Still, $4.5 billion is a lot of money for a company to lose in a year. The conventional wisdom has been that Uber is banking on one of three things to repair what appears to be a fundamentally flawed business model: autonomous vehicles that eliminate driver subsidies, a hike to monopoly pricing after driving out competitors (read: Lyft), or a huge boom in cheaper, bus-style service like Uber Pool.

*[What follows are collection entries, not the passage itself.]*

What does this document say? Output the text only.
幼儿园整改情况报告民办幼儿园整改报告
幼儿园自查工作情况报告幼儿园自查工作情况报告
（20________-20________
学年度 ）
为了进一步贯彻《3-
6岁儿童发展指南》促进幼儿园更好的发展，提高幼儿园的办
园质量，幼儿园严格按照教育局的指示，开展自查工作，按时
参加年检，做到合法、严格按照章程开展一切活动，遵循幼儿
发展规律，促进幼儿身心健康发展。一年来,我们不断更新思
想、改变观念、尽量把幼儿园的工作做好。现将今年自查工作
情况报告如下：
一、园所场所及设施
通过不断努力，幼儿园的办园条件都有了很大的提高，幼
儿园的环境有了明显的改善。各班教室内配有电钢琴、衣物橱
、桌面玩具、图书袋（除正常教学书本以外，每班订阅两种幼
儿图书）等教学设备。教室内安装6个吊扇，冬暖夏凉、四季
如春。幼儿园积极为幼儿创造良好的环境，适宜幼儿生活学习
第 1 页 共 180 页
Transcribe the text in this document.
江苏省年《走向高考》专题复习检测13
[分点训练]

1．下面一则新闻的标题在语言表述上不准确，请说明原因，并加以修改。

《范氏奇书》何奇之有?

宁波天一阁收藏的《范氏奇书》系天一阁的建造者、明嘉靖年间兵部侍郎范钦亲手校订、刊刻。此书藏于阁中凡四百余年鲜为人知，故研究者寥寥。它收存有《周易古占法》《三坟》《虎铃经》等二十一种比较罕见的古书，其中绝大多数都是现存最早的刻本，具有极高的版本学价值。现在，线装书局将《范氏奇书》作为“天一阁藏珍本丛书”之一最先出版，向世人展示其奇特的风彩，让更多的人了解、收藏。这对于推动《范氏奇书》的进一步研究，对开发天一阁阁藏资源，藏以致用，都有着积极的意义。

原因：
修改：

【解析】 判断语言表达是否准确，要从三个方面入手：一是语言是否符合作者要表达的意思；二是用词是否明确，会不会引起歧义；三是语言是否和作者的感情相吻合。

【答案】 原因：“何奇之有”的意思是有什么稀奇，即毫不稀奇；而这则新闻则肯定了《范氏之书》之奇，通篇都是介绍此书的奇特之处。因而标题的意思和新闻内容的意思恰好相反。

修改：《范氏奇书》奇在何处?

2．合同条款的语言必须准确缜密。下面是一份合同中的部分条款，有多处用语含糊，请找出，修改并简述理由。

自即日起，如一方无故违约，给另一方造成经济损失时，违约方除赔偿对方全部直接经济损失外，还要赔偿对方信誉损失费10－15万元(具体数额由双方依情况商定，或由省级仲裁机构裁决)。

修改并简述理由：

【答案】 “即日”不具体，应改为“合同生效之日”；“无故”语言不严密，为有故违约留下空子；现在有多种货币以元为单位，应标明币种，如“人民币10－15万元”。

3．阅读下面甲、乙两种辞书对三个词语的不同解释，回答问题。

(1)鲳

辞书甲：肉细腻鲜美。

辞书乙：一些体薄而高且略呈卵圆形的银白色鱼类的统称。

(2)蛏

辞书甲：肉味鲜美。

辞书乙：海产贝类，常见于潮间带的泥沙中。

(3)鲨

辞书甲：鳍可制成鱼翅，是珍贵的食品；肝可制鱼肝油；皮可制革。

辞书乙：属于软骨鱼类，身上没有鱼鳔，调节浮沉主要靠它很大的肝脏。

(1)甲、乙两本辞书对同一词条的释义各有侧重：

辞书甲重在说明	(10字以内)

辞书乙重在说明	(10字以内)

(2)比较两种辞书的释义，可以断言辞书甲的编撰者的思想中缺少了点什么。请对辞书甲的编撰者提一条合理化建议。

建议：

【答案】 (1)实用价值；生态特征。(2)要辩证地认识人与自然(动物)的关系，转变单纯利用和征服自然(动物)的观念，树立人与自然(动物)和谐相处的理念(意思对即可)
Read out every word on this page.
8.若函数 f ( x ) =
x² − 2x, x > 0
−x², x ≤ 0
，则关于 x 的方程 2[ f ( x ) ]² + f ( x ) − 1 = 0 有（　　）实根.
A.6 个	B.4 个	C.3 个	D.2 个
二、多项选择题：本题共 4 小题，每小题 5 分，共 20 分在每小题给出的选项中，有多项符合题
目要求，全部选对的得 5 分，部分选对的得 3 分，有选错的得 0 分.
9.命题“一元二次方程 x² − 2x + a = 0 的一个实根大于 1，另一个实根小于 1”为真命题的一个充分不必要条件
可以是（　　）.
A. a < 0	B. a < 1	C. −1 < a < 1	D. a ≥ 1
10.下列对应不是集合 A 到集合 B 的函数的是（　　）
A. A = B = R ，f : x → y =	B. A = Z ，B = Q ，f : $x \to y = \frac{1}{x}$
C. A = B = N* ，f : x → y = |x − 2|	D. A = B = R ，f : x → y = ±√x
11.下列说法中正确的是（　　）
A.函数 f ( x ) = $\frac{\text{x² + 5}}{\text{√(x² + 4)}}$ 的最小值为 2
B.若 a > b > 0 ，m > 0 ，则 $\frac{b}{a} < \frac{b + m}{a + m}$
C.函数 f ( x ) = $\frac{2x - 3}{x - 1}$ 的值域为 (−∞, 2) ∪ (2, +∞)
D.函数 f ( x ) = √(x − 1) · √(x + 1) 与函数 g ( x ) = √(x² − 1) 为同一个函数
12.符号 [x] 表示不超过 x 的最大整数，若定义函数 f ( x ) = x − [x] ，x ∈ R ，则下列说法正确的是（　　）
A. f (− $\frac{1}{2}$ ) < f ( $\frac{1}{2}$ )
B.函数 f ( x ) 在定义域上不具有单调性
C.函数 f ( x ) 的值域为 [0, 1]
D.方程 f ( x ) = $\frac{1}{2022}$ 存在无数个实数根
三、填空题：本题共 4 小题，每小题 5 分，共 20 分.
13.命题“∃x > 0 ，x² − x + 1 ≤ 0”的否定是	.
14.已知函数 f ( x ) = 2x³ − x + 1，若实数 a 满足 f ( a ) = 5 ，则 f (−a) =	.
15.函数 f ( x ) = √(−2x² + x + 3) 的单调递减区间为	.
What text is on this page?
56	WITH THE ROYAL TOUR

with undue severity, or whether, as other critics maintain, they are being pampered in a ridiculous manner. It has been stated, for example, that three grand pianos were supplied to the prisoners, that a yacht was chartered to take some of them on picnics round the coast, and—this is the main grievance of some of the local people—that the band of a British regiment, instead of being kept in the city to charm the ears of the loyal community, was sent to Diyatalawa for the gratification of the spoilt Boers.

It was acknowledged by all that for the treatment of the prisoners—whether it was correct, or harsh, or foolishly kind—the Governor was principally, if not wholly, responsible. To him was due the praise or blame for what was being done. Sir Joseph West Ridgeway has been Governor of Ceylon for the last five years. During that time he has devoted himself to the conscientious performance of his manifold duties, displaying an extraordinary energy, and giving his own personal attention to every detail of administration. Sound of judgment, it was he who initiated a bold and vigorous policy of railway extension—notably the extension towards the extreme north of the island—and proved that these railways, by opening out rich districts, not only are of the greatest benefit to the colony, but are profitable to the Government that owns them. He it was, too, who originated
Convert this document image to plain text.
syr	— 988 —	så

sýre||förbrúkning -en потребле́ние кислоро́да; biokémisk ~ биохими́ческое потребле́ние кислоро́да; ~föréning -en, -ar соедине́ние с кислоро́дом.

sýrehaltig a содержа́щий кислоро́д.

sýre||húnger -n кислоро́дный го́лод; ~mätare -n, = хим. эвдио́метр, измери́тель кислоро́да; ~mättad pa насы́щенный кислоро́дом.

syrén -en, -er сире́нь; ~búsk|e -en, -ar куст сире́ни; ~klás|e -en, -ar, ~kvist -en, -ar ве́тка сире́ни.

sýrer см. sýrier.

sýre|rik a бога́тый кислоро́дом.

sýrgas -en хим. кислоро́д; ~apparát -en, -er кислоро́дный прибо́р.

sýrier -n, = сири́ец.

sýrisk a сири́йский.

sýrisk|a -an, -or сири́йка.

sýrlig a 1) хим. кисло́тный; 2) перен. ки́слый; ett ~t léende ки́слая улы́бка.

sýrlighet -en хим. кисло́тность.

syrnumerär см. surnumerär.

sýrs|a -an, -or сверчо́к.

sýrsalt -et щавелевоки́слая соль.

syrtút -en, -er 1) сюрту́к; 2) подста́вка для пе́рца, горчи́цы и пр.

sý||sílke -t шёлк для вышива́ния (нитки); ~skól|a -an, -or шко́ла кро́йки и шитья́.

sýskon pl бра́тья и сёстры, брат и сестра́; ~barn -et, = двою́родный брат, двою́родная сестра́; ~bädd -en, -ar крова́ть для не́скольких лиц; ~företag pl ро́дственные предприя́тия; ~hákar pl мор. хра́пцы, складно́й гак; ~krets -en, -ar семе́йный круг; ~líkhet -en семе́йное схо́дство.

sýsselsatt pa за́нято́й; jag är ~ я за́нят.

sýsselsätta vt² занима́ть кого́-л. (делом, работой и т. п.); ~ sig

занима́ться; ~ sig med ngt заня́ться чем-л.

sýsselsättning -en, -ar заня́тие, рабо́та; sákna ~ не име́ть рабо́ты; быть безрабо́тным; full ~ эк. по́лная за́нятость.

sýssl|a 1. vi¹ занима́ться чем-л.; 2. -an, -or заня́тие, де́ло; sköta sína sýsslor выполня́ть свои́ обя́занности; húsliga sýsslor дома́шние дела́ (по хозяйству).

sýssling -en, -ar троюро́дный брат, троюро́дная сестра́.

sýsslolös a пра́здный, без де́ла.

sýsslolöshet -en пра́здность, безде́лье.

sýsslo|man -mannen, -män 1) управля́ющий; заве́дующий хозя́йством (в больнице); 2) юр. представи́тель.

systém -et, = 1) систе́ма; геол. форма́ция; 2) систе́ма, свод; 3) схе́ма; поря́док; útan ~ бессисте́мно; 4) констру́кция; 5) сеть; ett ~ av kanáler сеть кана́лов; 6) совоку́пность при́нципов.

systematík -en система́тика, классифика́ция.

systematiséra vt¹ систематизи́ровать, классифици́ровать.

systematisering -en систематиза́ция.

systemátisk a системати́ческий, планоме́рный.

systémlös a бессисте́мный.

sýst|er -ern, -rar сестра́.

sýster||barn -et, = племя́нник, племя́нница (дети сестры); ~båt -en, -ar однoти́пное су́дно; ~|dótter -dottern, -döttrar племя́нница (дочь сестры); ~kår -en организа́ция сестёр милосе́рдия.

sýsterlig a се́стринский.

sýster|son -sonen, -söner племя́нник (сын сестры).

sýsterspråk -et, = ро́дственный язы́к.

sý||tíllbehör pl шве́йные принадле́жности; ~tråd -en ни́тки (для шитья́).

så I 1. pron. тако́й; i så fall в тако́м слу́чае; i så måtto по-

But Khosrowshahi says fully autonomous AVs are years away, at least at any scale. Fears of predatory pricing seem ill-founded given the replicability of Uber’s business model. And Uber Pool, despite its theoretic efficiency, loses more money than the company’s regular service (though, according to the Information, the company likes it because it brings in new customers). All this raises the increasingly likely possibility that we’ll look back on this era as a golden age of cab-riding, when Silicon Valley subsidized a million trips home from the bar. We may not be enjoying Ubers this cheap tomorrow.
One number has been stubbornly stable between 2014 and 2017: the percentage of revenue that goes to driver payouts and rider subsidies. In Q4, it was at 80.5 percent—slightly above the Q3 figure. Maybe Khosrowshahi thinks that’s all right as long as continued expansion helps the company save elsewhere.